面倒くさがりの担任によって席替えのないまま6月になったので、わたしと研磨は隣同士のままである。
普通にありがたい。
一緒にポッキー食べながら、研磨がスマホ見ながら言う。
いま高校では、インターハイ予選なるものを今週末に控えているのだ。
黒尾さんのいる音駒は地区予選を見事勝ち抜き、そのインターハイ予選への出場が決まっている。
あと3日ほどで、全国へ行くか行けないかが決まる大会の日なのだ。
東京からは2チーム全国へ行けるらしい。
そのしくみはよくわからないけど、かなり大きな舞台であるということはわかるので、わたしと研磨は日曜日に開催されるその試合を一緒に見にいくことにしたのだ。
東京ではインターハイ予選は毎週日曜日に開催されるらしいとこの前教えてもらった。

ちなみに、研磨のいるうちのバレー部も中学総体の予選に参加したけど、普通に負けてしまった。


『勝つかな?』

「まあ一回戦は勝つでしょ」

『そっか』

「うん。でも三回戦ですごい強いとこと当たるって言ってたから、三回戦はわかんないね」

『ふーん…音駒って昔すごい強かったんだよね?今は強くないの?』

「うーん…まあ弱くはないんじゃないの。
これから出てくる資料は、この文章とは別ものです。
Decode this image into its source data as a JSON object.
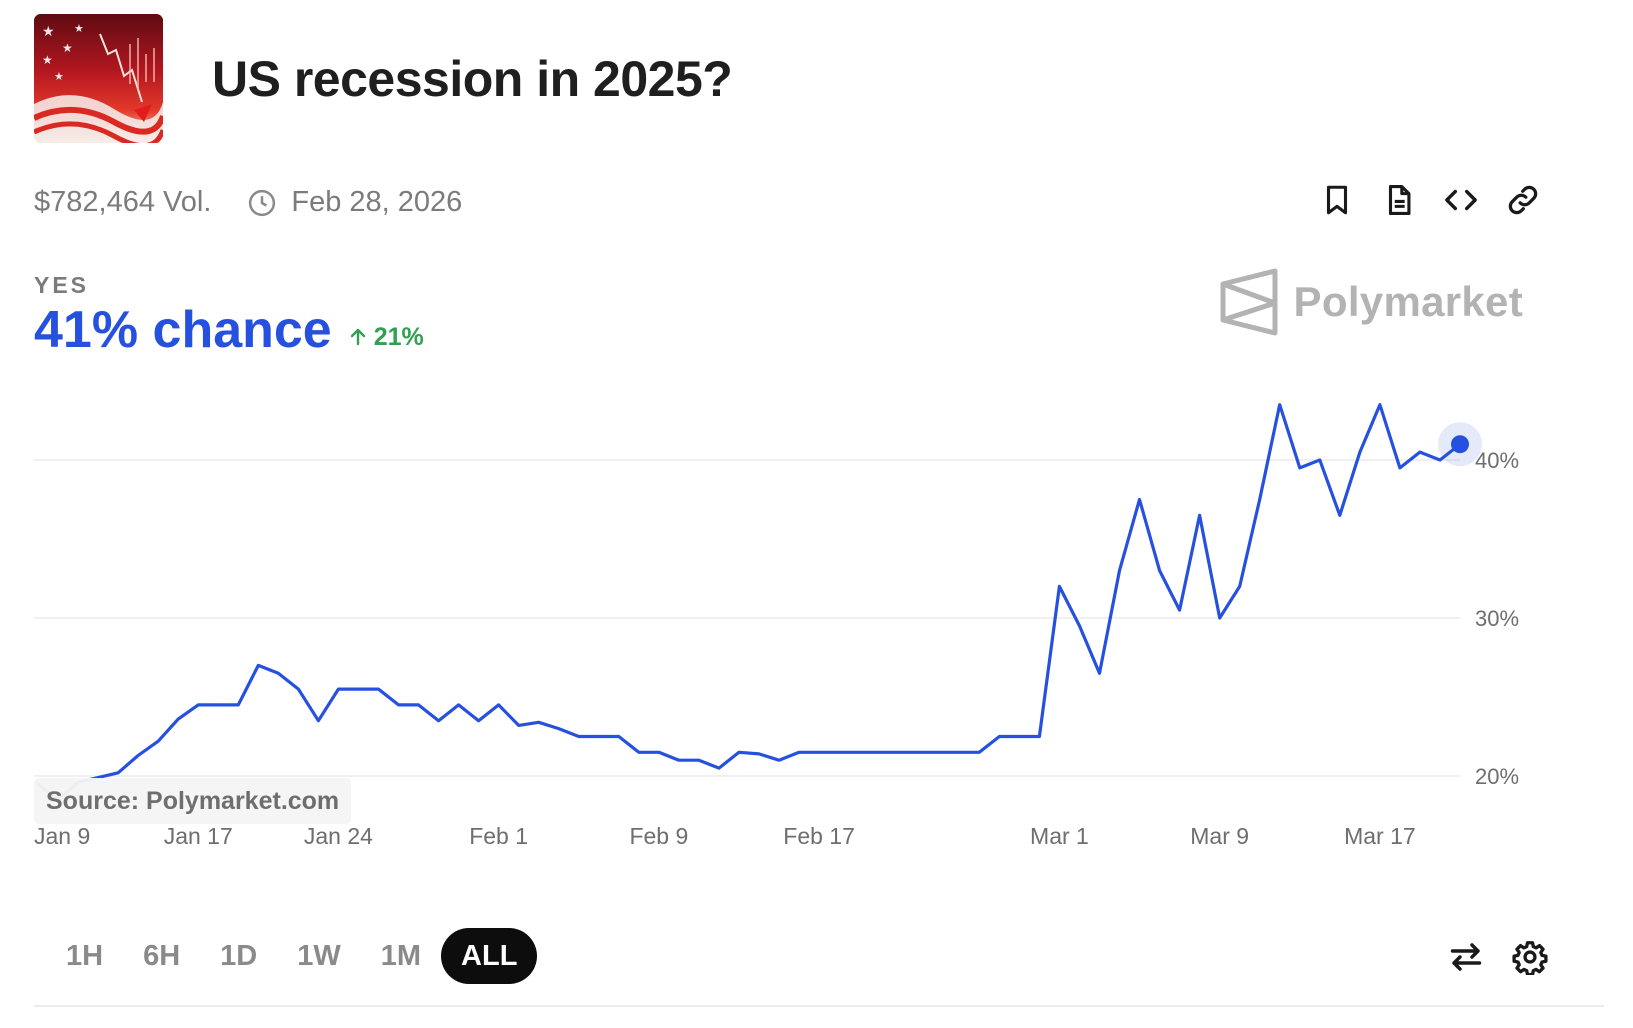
{
  "market": {
    "title": "US recession in 2025?",
    "thumbnail_icon": "us-flag-falling-chart-image",
    "volume": "$782,464 Vol.",
    "end_date": "Feb 28, 2026"
  },
  "actions": [
    {
      "name": "bookmark-icon"
    },
    {
      "name": "document-icon"
    },
    {
      "name": "embed-code-icon"
    },
    {
      "name": "link-icon"
    }
  ],
  "outcome": {
    "label": "YES",
    "chance": "41% chance",
    "change": "21%",
    "change_direction": "up"
  },
  "brand": {
    "name": "Polymarket"
  },
  "source": "Source: Polymarket.com",
  "colors": {
    "line": "#2651df",
    "positive": "#2fa24f",
    "grid": "#e6e6e6",
    "axis_text": "#6e6e6e",
    "muted": "#7b7b7b"
  },
  "chart_data": {
    "type": "line",
    "title": "",
    "xlabel": "",
    "ylabel": "",
    "x_ticks": [
      "Jan 9",
      "Jan 17",
      "Jan 24",
      "Feb 1",
      "Feb 9",
      "Feb 17",
      "Mar 1",
      "Mar 9",
      "Mar 17"
    ],
    "y_ticks": [
      "20%",
      "30%",
      "40%"
    ],
    "ylim": [
      18,
      45
    ],
    "grid": true,
    "last_point_marked": true,
    "series": [
      {
        "values": [
          [
            "Jan 9",
            19.5
          ],
          [
            "Jan 10",
            18.5
          ],
          [
            "Jan 11",
            19.6
          ],
          [
            "Jan 12",
            19.9
          ],
          [
            "Jan 13",
            20.2
          ],
          [
            "Jan 14",
            21.3
          ],
          [
            "Jan 15",
            22.2
          ],
          [
            "Jan 16",
            23.6
          ],
          [
            "Jan 17",
            24.5
          ],
          [
            "Jan 18",
            24.5
          ],
          [
            "Jan 19",
            24.5
          ],
          [
            "Jan 20",
            27.0
          ],
          [
            "Jan 21",
            26.5
          ],
          [
            "Jan 22",
            25.5
          ],
          [
            "Jan 23",
            23.5
          ],
          [
            "Jan 24",
            25.5
          ],
          [
            "Jan 25",
            25.5
          ],
          [
            "Jan 26",
            25.5
          ],
          [
            "Jan 27",
            24.5
          ],
          [
            "Jan 28",
            24.5
          ],
          [
            "Jan 29",
            23.5
          ],
          [
            "Jan 30",
            24.5
          ],
          [
            "Jan 31",
            23.5
          ],
          [
            "Feb 1",
            24.5
          ],
          [
            "Feb 2",
            23.2
          ],
          [
            "Feb 3",
            23.4
          ],
          [
            "Feb 4",
            23.0
          ],
          [
            "Feb 5",
            22.5
          ],
          [
            "Feb 6",
            22.5
          ],
          [
            "Feb 7",
            22.5
          ],
          [
            "Feb 8",
            21.5
          ],
          [
            "Feb 9",
            21.5
          ],
          [
            "Feb 10",
            21.0
          ],
          [
            "Feb 11",
            21.0
          ],
          [
            "Feb 12",
            20.5
          ],
          [
            "Feb 13",
            21.5
          ],
          [
            "Feb 14",
            21.4
          ],
          [
            "Feb 15",
            21.0
          ],
          [
            "Feb 16",
            21.5
          ],
          [
            "Feb 17",
            21.5
          ],
          [
            "Feb 18",
            21.5
          ],
          [
            "Feb 19",
            21.5
          ],
          [
            "Feb 20",
            21.5
          ],
          [
            "Feb 21",
            21.5
          ],
          [
            "Feb 22",
            21.5
          ],
          [
            "Feb 23",
            21.5
          ],
          [
            "Feb 24",
            21.5
          ],
          [
            "Feb 25",
            21.5
          ],
          [
            "Feb 26",
            22.5
          ],
          [
            "Feb 27",
            22.5
          ],
          [
            "Feb 28",
            22.5
          ],
          [
            "Mar 1",
            32.0
          ],
          [
            "Mar 2",
            29.5
          ],
          [
            "Mar 3",
            26.5
          ],
          [
            "Mar 4",
            33.0
          ],
          [
            "Mar 5",
            37.5
          ],
          [
            "Mar 6",
            33.0
          ],
          [
            "Mar 7",
            30.5
          ],
          [
            "Mar 8",
            36.5
          ],
          [
            "Mar 9",
            30.0
          ],
          [
            "Mar 10",
            32.0
          ],
          [
            "Mar 11",
            37.5
          ],
          [
            "Mar 12",
            43.5
          ],
          [
            "Mar 13",
            39.5
          ],
          [
            "Mar 14",
            40.0
          ],
          [
            "Mar 15",
            36.5
          ],
          [
            "Mar 16",
            40.5
          ],
          [
            "Mar 17",
            43.5
          ],
          [
            "Mar 18",
            39.5
          ],
          [
            "Mar 19",
            40.5
          ],
          [
            "Mar 20",
            40.0
          ],
          [
            "Mar 21",
            41.0
          ]
        ]
      }
    ]
  },
  "time_ranges": [
    "1H",
    "6H",
    "1D",
    "1W",
    "1M",
    "ALL"
  ],
  "active_range": "ALL",
  "tools": [
    {
      "name": "swap-arrows-icon"
    },
    {
      "name": "gear-icon"
    }
  ]
}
でもそこまで強くもないみたいだよ」

『黒尾さんいっつも言ってるもんね、俺の代で返り咲くとか』

「クロくさいこと言うの好きだから……」

『研磨が入るの待ってるのかな?返り咲くのには研磨の力が必要なんだ、みたいな』

「少年マンガの読みすぎだよ」

『へへ』

「…なんか先輩とそりが合わないとか、前に言ってた」

『黒尾さんが?』

「うん」

『そうなんだ…』


そういえば、黒尾さんはわたしにとっては先輩だけど、高校では一年生だし、誰かの後輩なんだな、なんて思った。
中学の部活とは雰囲気が違う、と前に黒尾さんが言っていたのを思い出して、嫌な思いしてないといいなぁと心の中で思う。
音駒は生徒数多いし、人が増えればいろんな人もいて、きっと気が合わないのは仕方ないんだろうけど。
知ってる人が嫌な思いしてるところなんて、見たいわけがないから。


『研磨も、高校でバレー続けるんでしょ?』

「んー…まあ、クロがやれって言うから…俺いないと困るだろうし」

『じゃあ引退しても練習しないと怒られるね』

「…めんどくさいよね」

『がんばれよ研磨!』

「ゲ…今のクロの真似?似てない…」

『似てたでしょ、ニタニタ顔とか』

「似てないよ…」


そうか、似てないか。
ちょっと自信あったのに、黒尾さんのモノマネ。